Beberapa pihak menilai sejumlah klausul dalam rancangan undang-undang (RUU) energi baru terbarukan (EBT) yang saat ini tengah digodok DPR tidak adil bagi PLN. Salah satunya adalah aturan yang mirip mekanisme "take or pay".
Mekanisme ini sendiri sudah berlaku dalam penyediaan listrik oleh pembangkit listrik tenaga uap (PLTU) dari produsen listrik swasta (independent power producer/IPP). Mekanisme take or pay mewajibkan PLN menyerap listrik dari pembangkit IPP dengan minimal yang tertera dalam power purchase agreement (PPA).
Dalam aturan tersebut jika PLN tidak dapat menyerap listrik dari IPP, maka perusahaan akan terkena denda. Meski demikian Direktur Jenderal Energi Baru Terbarukan dan Konservasi Energi (EBTKE) Kementerian ESDM Dadan Kusdiana menilai tidak ada yang salah dengan skema take or pay.
"Skema ini bisa menjadi opsi sepanjang diatur klausul syarat dan ketentuan dalam kontraknya, sehingga ada sharing risiko yang kemungkinan timbul," ujarnya kepada Katadata.co.id, Jumat (23/7).
Dadan menolak berkomentar lebih jauh karena pihaknya belum mempunyai draft RUU EBT versi terkini karena pembahasannya masih berlangsung di DPR. "Yang kami dorong adalah menciptakan ekosistem berusaha yang baik sehingga dapat mendorong target bauran EBT," kata dia.

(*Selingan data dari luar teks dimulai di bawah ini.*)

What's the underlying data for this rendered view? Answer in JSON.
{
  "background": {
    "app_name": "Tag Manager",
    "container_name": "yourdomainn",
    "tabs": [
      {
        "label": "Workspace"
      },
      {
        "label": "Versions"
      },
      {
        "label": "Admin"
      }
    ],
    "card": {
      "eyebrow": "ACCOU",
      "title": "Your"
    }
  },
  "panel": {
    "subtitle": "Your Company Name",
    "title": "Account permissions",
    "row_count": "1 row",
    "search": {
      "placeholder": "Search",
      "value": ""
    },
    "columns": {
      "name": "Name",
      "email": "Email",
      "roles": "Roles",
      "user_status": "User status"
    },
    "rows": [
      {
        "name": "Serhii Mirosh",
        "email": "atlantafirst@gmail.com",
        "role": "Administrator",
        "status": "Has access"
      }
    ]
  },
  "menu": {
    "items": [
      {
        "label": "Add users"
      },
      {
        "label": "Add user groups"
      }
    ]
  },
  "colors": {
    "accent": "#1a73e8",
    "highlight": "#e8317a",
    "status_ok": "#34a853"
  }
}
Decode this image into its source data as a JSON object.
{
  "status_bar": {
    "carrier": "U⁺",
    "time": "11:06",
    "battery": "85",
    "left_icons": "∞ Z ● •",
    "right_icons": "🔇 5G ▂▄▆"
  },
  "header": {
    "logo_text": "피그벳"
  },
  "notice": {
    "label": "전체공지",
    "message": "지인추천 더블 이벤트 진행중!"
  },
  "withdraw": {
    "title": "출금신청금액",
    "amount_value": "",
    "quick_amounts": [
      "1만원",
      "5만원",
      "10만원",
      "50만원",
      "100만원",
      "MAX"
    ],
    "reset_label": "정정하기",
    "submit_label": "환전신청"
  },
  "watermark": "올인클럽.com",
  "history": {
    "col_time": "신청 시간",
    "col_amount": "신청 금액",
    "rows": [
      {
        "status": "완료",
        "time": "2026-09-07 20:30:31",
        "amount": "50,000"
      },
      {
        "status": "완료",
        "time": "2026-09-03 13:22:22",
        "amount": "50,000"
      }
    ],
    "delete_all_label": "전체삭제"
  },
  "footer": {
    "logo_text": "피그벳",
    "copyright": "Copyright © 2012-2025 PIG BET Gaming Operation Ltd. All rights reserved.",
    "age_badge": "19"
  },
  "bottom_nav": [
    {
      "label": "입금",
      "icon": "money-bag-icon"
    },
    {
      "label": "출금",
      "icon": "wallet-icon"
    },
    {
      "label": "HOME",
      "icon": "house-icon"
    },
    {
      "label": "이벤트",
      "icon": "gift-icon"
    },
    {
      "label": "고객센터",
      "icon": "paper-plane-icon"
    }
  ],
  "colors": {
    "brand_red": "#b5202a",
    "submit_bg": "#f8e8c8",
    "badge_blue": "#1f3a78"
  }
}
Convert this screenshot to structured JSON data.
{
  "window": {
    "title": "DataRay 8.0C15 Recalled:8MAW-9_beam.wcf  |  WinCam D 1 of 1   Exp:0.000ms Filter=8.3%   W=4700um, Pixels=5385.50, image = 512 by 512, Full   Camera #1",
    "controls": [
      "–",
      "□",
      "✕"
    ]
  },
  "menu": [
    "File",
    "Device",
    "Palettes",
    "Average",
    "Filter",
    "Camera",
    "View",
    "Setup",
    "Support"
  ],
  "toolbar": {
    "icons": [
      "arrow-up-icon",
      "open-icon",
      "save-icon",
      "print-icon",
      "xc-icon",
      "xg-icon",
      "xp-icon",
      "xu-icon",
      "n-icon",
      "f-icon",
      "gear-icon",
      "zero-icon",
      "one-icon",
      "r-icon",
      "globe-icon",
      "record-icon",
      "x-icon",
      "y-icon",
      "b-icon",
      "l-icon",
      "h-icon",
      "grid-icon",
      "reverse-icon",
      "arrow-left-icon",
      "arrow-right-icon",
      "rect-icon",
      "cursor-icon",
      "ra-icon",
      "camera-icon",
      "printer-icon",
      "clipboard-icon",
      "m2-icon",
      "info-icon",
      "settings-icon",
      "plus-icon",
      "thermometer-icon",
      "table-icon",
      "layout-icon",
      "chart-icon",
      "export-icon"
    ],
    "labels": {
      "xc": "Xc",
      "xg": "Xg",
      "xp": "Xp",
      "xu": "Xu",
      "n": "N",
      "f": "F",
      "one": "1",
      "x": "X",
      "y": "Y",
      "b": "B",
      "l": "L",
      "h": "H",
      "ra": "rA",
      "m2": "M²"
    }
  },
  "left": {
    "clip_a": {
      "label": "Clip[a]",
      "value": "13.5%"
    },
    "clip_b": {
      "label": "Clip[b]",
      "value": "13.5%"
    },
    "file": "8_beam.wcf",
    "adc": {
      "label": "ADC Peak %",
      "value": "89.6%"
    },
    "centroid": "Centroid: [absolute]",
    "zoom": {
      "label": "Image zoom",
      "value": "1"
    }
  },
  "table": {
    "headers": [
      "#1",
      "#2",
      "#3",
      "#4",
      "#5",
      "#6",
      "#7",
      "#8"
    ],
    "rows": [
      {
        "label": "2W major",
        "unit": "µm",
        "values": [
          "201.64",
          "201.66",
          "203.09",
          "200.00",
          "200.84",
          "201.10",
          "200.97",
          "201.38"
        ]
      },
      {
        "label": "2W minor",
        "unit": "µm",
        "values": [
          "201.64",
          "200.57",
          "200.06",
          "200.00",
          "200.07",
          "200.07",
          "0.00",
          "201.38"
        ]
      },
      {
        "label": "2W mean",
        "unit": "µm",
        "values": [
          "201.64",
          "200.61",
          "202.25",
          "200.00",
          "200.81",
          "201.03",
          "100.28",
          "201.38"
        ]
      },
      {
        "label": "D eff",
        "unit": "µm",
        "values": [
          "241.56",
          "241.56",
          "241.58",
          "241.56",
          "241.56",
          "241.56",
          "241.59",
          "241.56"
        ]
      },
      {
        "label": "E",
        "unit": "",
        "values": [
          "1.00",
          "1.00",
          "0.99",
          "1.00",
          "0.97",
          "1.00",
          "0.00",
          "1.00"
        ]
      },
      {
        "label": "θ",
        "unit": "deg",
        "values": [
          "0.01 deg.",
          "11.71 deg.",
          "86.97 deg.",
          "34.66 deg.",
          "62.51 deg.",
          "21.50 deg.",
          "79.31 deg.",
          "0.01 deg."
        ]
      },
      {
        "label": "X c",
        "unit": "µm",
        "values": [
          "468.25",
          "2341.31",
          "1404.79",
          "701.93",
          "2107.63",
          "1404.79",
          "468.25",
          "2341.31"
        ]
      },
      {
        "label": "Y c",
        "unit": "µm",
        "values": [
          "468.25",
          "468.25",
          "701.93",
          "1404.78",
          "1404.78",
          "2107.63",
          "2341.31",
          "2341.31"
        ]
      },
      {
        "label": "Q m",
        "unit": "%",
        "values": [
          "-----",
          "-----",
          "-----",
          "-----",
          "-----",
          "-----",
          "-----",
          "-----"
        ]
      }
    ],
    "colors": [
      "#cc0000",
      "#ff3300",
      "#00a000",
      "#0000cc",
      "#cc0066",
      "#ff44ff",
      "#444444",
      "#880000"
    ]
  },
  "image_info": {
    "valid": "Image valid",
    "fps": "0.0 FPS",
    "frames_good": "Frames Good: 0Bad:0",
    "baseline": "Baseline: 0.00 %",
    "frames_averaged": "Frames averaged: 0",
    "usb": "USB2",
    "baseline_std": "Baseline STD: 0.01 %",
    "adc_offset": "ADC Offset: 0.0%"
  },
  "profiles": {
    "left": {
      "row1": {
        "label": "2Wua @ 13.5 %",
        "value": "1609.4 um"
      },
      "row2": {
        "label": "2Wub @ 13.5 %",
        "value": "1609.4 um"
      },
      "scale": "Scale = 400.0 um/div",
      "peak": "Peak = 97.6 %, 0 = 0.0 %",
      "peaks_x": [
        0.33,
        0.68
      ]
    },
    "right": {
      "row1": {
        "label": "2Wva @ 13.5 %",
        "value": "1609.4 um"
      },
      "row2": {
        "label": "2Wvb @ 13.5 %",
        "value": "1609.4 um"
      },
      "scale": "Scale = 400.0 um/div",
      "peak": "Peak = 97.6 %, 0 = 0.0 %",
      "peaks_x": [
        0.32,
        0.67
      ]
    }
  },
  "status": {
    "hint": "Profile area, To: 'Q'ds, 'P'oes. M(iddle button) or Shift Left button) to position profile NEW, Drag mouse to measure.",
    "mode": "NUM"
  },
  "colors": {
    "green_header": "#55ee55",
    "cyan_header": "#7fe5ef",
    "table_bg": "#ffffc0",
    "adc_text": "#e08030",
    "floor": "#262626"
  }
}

Sementara, Wakil Ketua Komisi VII DPR Eddy Soeparno saat dikonfirmasi mengenai hal tersebut mengatakan jika mekanisme take or pay belum diulas dalam draft RUU EBT. "Seingat saya tidak diulas dalam batang tubuh undang-undangnya. Tapi saya harus periksa lagi," kata dia kepada Katadata.co.id, Jumat (23/7).
Simak potensi EBT Indonesia pada databoks berikut:
Direktur Eksekutif Indonesian Resource Studies (IRESS) Marwan Batubara sebelumnya mengatakan bahwa skema take or pay menimpakan risiko usaha kelistrikan kepada negara. Dalam mekanisme itu, negara melalui PLN harus membayar penyedia listrik swasta (IPP) sesuai kontrak meski dayanya tidak terpakai.
“Investor itu menjadi seolah-olah tidak ikut menanggung potensi kerugian. Padahal dalam bisnis ada untung ada rugi,” kata dia, dalam keterangan tertulis Senin (19/7).
Menurutnya mekanisme take or pay memastikan keuntungan bagi IPP atau investor. Sementara bagi negara dan PLN, untung atau rugi harus ditanggung. Oleh karena itu, mekanisme tersebut tidak bisa diterima.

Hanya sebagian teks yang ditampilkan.